After treatment with the isocyanate, the physical properties of the paper were tested. The paper had improved crush strength and exhibited an unexpected enhancement of water resistance and wet strength as compared to untreated sections of the paper.

The above examples demonstrate that paper treatment with isocyanates results in a distinct improvement in the water resistance and wet strength of the paper substrate as well as an improvement in the crush strength.

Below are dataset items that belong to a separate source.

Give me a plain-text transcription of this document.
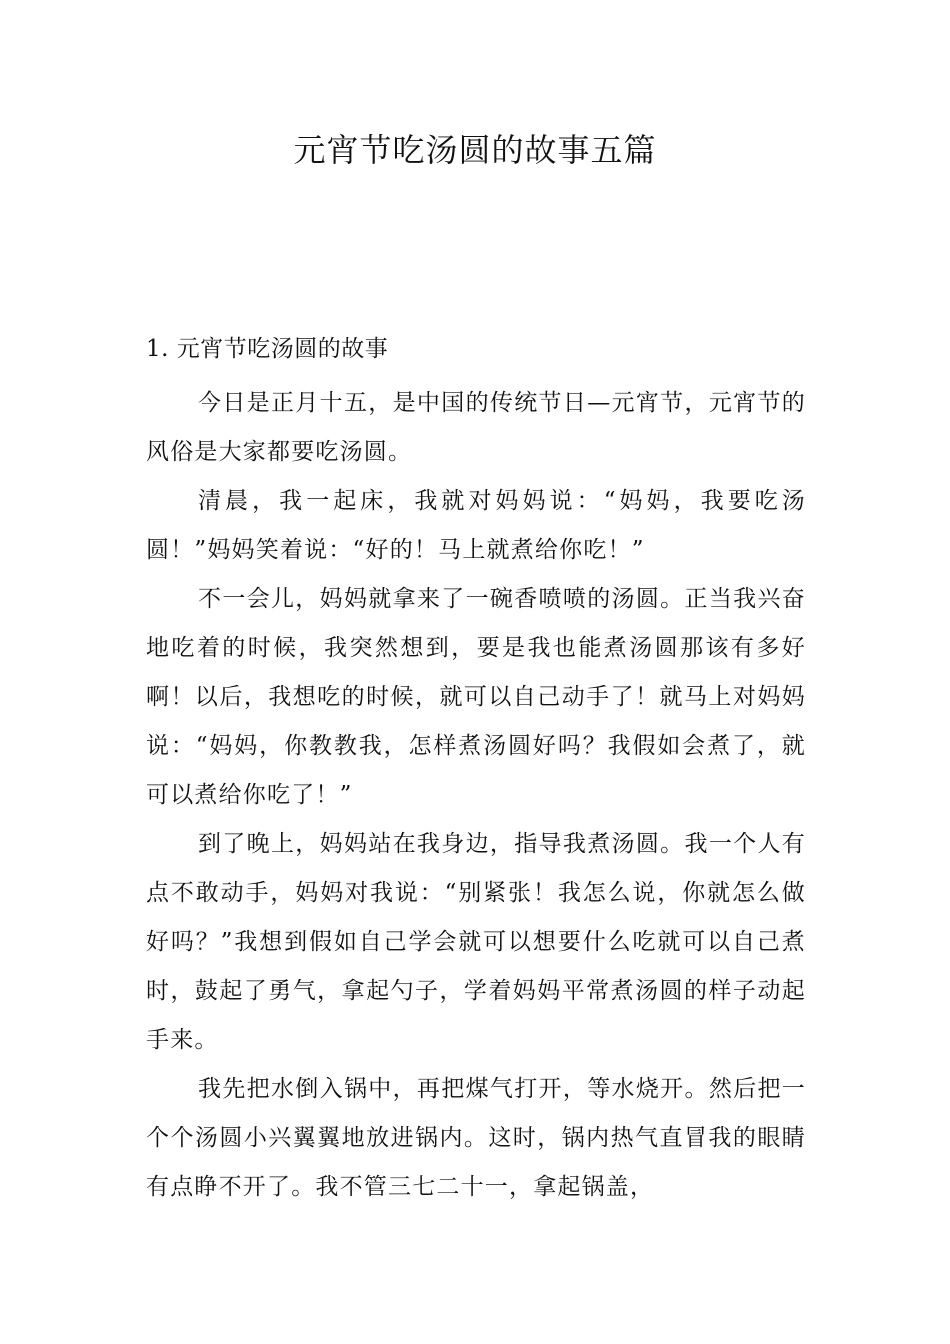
元宵节吃汤圆的故事五篇
1. 元宵节吃汤圆的故事

今日是正月十五，是中国的传统节日—元宵节，元宵节的风俗是大家都要吃汤圆。

清晨，我一起床，我就对妈妈说：“妈妈，我要吃汤圆！”妈妈笑着说：“好的！马上就煮给你吃！”

不一会儿，妈妈就拿来了一碗香喷喷的汤圆。正当我兴奋地吃着的时候，我突然想到，要是我也能煮汤圆那该有多好啊！以后，我想吃的时候，就可以自己动手了！就马上对妈妈说：“妈妈，你教教我，怎样煮汤圆好吗？我假如会煮了，就可以煮给你吃了！”

到了晚上，妈妈站在我身边，指导我煮汤圆。我一个人有点不敢动手，妈妈对我说：“别紧张！我怎么说，你就怎么做好吗？”我想到假如自己学会就可以想要什么吃就可以自己煮时，鼓起了勇气，拿起勺子，学着妈妈平常煮汤圆的样子动起手来。

我先把水倒入锅中，再把煤气打开，等水烧开。然后把一个个汤圆小兴翼翼地放进锅内。这时，锅内热气直冒我的眼睛有点睁不开了。我不管三七二十一，拿起锅盖，
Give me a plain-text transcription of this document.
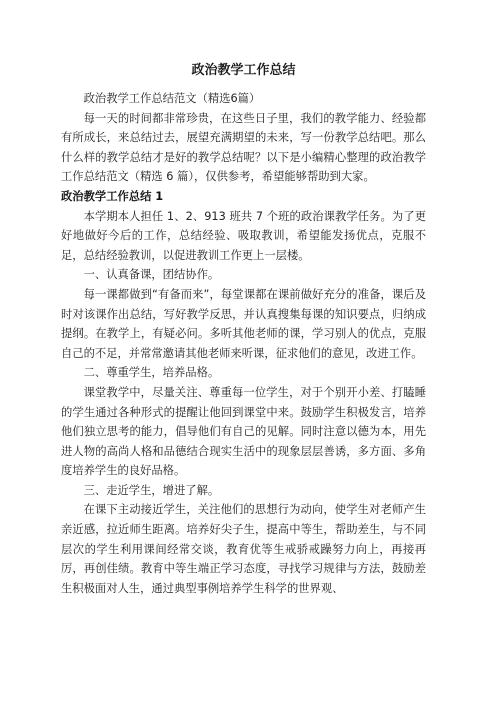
政治教学工作总结

政治教学工作总结范文（精选6篇）

每一天的时间都非常珍贵，在这些日子里，我们的教学能力、经验都有所成长，来总结过去，展望充满期望的未来，写一份教学总结吧。那么什么样的教学总结才是好的教学总结呢？以下是小编精心整理的政治教学工作总结范文（精选 6 篇），仅供参考，希望能够帮助到大家。

政治教学工作总结 1

本学期本人担任 1、2、913 班共 7 个班的政治课教学任务。为了更好地做好今后的工作，总结经验、吸取教训，希望能发扬优点，克服不足，总结经验教训，以促进教训工作更上一层楼。

一、认真备课，团结协作。

每一课都做到“有备而来”，每堂课都在课前做好充分的准备，课后及时对该课作出总结，写好教学反思，并认真搜集每课的知识要点，归纳成提纲。在教学上，有疑必问。多听其他老师的课，学习别人的优点，克服自己的不足，并常常邀请其他老师来听课，征求他们的意见，改进工作。

二、尊重学生，培养品格。

课堂教学中，尽量关注、尊重每一位学生，对于个别开小差、打瞌睡的学生通过各种形式的提醒让他回到课堂中来。鼓励学生积极发言，培养他们独立思考的能力，倡导他们有自己的见解。同时注意以德为本，用先进人物的高尚人格和品德结合现实生活中的现象层层善诱，多方面、多角度培养学生的良好品格。

三、走近学生，增进了解。

在课下主动接近学生，关注他们的思想行为动向，使学生对老师产生亲近感，拉近师生距离。培养好尖子生，提高中等生，帮助差生，与不同层次的学生利用课间经常交谈，教育优等生戒骄戒躁努力向上，再接再厉，再创佳绩。教育中等生端正学习态度，寻找学习规律与方法，鼓励差生积极面对人生，通过典型事例培养学生科学的世界观、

────────────────────────────────────────────────── (5) References JP-A-61-216759 (JP, A) (58) Fields investigated (Int. Cl. ⁷ , DB name) D21H 11/00-27/42 B05D 1 / 04

Claims (11)

(57) [Claims] 1. A method of treating a paper substrate with an isocyanate, comprising the step of applying water-free isocyanate to the paper substrate with an electrostatic spraying device having a linear orifice. 2. A method of treating a paper substrate with an isocyanate, comprising: an electrostatic spray head having a linear orifice;
Means for applying a potential and two mutually spaced, parallel, linear electrode elements, one electrode element being provided adjacent one side of the orifice of the spray head and the other element Comprises an electrode provided adjacent to the other side of the orifice of the spray head, and means for applying a second potential to the electrode so that a strong electric field is generated between the discharge liquid and the electrode. The strength is sufficient to nebulize the release liquid, the electrode comprises a core of a conductive or semiconductive substance contained in a tubular sheath, the sheath having walls and a length of 1 cm of the sheath; The step of applying a water-free isocyanate to a paper substrate using an electrostatic spraying device characterized in that the volume resistivity of the wall section is in a range of 5 × 10 ¹¹ to 5 × 10 ¹³ ohmcm. Method. 3. The process according to claim 1, wherein the isocyanate has a viscosity in the range from 1 to 750 mPa.s and a volume resistivity in the range from 1 × 10 ^{6 to} 1 × 10 ¹¹ ohm.cm. 4. The method according to claim 3, wherein the isocyanate has a viscosity in the range of 1 to 300 and a volume resistivity in the range of 5 × 10 ^{6 to} 5 × 10 ⁹ . 5. The method according to claim 4, wherein the isocyanate has a volume resistivity in the range of 5 × 10 ⁷ to 5 × 10 ⁸ . 6. An isocyanate of 0.5 to 1 cm per nozzle width.
The method according to claim 1 or 2, wherein the method is applied to a paper substrate at a flow rate of 150 g / min. 7. The method of claim 6, wherein the flow rate is in the range of 1.5 to 75 g / min / cm nozzle width. 8. The method according to claim 1, wherein the isocyanate is an aromatic isocyanate. 9. The method according to claim 8, wherein the isocyanate is an MDI polymer, an emulsifiable MDI, an MDI variant or a mixture thereof. 10. The method according to claim 9, wherein the isocyanate is an emulsifiable MDI. 11. The method according to claim 1, wherein after the isocyanate is applied to the paper substrate, the paper substrate is heated to a temperature in the range of 65 to 205 ° C.